After completing the application, the lender will typically ask for some or all of the following information:
The lender will invariably want an appraisal of the property being refinanced.
A typical rule of thumb for refinancing is that you should have 20% equity in your home. Many lenders will look at your loan to value ratio which is simply the amount borrowed as a percentage of the home’s appraised value.
Not all lenders adhere to the 20% LTV ratio, some may do a refinancing with less equity in your home.
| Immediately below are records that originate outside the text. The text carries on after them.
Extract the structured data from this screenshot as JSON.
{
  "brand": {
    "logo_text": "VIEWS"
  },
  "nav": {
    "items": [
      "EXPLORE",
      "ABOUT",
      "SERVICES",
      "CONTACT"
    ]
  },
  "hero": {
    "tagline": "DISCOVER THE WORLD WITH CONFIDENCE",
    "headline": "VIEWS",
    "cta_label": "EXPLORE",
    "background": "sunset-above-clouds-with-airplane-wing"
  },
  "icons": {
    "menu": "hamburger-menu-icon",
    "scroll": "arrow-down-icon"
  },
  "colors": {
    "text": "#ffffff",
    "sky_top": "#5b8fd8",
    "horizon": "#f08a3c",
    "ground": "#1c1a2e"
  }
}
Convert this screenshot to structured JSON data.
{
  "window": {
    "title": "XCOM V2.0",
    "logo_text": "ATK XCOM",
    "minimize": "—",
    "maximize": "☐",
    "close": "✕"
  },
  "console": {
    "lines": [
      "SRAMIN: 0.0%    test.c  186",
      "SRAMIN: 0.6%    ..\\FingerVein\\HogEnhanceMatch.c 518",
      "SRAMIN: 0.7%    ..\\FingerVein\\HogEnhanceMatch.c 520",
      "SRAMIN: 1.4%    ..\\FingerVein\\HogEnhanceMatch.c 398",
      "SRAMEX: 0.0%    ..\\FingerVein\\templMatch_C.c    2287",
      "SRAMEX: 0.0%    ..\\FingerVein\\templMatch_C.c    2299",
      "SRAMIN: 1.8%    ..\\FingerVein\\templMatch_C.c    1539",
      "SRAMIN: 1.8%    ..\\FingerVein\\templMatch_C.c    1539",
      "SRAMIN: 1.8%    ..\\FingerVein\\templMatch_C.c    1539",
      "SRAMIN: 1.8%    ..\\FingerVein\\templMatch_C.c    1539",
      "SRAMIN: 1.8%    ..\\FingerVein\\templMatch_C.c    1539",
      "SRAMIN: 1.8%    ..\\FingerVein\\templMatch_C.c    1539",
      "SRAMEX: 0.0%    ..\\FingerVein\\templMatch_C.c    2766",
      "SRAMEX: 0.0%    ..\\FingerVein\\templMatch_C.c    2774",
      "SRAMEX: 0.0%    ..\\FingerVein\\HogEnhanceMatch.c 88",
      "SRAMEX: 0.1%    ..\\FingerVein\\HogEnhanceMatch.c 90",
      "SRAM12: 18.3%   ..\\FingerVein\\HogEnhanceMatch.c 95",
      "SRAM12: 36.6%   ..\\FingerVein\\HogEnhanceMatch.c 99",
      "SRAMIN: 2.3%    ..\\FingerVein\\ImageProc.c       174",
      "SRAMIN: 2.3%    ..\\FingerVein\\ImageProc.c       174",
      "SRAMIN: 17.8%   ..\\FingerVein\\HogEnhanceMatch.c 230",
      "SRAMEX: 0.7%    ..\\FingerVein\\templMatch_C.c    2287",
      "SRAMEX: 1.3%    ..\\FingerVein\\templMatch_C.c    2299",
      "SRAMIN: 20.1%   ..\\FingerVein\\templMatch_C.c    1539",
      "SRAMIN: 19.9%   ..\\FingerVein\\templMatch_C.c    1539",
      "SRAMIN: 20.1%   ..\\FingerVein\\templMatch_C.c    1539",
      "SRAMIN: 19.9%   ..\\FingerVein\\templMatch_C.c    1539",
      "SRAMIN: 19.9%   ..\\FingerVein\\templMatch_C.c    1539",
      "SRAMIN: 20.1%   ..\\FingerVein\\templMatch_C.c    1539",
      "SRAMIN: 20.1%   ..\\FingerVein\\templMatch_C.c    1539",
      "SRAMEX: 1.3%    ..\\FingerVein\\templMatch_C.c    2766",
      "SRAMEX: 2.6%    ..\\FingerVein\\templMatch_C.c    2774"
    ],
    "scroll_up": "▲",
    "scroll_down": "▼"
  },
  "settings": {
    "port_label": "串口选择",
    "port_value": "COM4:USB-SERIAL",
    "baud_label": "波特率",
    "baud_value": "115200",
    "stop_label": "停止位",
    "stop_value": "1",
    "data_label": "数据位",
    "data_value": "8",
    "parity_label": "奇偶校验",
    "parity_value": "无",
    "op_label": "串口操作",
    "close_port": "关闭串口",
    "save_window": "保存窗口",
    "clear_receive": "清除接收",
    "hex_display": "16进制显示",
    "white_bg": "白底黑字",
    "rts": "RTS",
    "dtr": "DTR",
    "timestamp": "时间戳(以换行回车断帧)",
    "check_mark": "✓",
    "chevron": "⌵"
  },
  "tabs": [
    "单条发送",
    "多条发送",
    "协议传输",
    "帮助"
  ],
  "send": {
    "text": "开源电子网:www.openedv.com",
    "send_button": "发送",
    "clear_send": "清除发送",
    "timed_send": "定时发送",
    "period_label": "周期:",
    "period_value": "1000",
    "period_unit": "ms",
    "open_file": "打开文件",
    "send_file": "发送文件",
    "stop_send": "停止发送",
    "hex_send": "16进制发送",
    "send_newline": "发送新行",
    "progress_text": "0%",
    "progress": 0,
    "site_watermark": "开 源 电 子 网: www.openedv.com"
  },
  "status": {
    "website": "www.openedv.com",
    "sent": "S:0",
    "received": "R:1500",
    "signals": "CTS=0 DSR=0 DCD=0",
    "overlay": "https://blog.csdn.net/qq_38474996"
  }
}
In some cases they may require that your pay for mortgage insurance in order to obtain the refinancing, this will typically be part of your monthly loan payment.
Generally the refinancing process will start with a home appraisal, the lender will usually insist that you pay the fees for the appraisal.
You absolutely do not have to go with your original lender when looking to refinance. Depending upon how you feel about that lender, you might check with them as part of the process. Perhaps they might offer an existing customer a preferential rate to stay with them.
You should certainly look at other lenders to see if you can get a better deal elsewhere, especially if your financial situation has changed significantly since you took out your original mortgage. Additionally, you may be looking for something specific in terms of refinancing terms that your original lender doesn’t offer.
Having good credit certainly helps when looking to refinance your mortgage as it does when applying for any type of loan. The better your credit the more likely you are to be approved and to receive the most favorable loan terms. In today’s COVID-19 influenced financial environment, many lenders have stiffened their requirements for approval, a higher credit score is often part of this.
You might consider looking at government backed programs such as those offered through the FHA or HUD.
How long the process takes will again vary widely by lender. Some online lenders may be able to process everything within a week, some may take considerably longer. A good rule of thumb is probably 30 days.
Refinancing your mortgage can be a solid financial strategy. Lowering your monthly payment , accelerating the time in which your mortgage is paid off or taking cash out of your home for other financial needs can all be good reasons to consider refinancing your mortgage.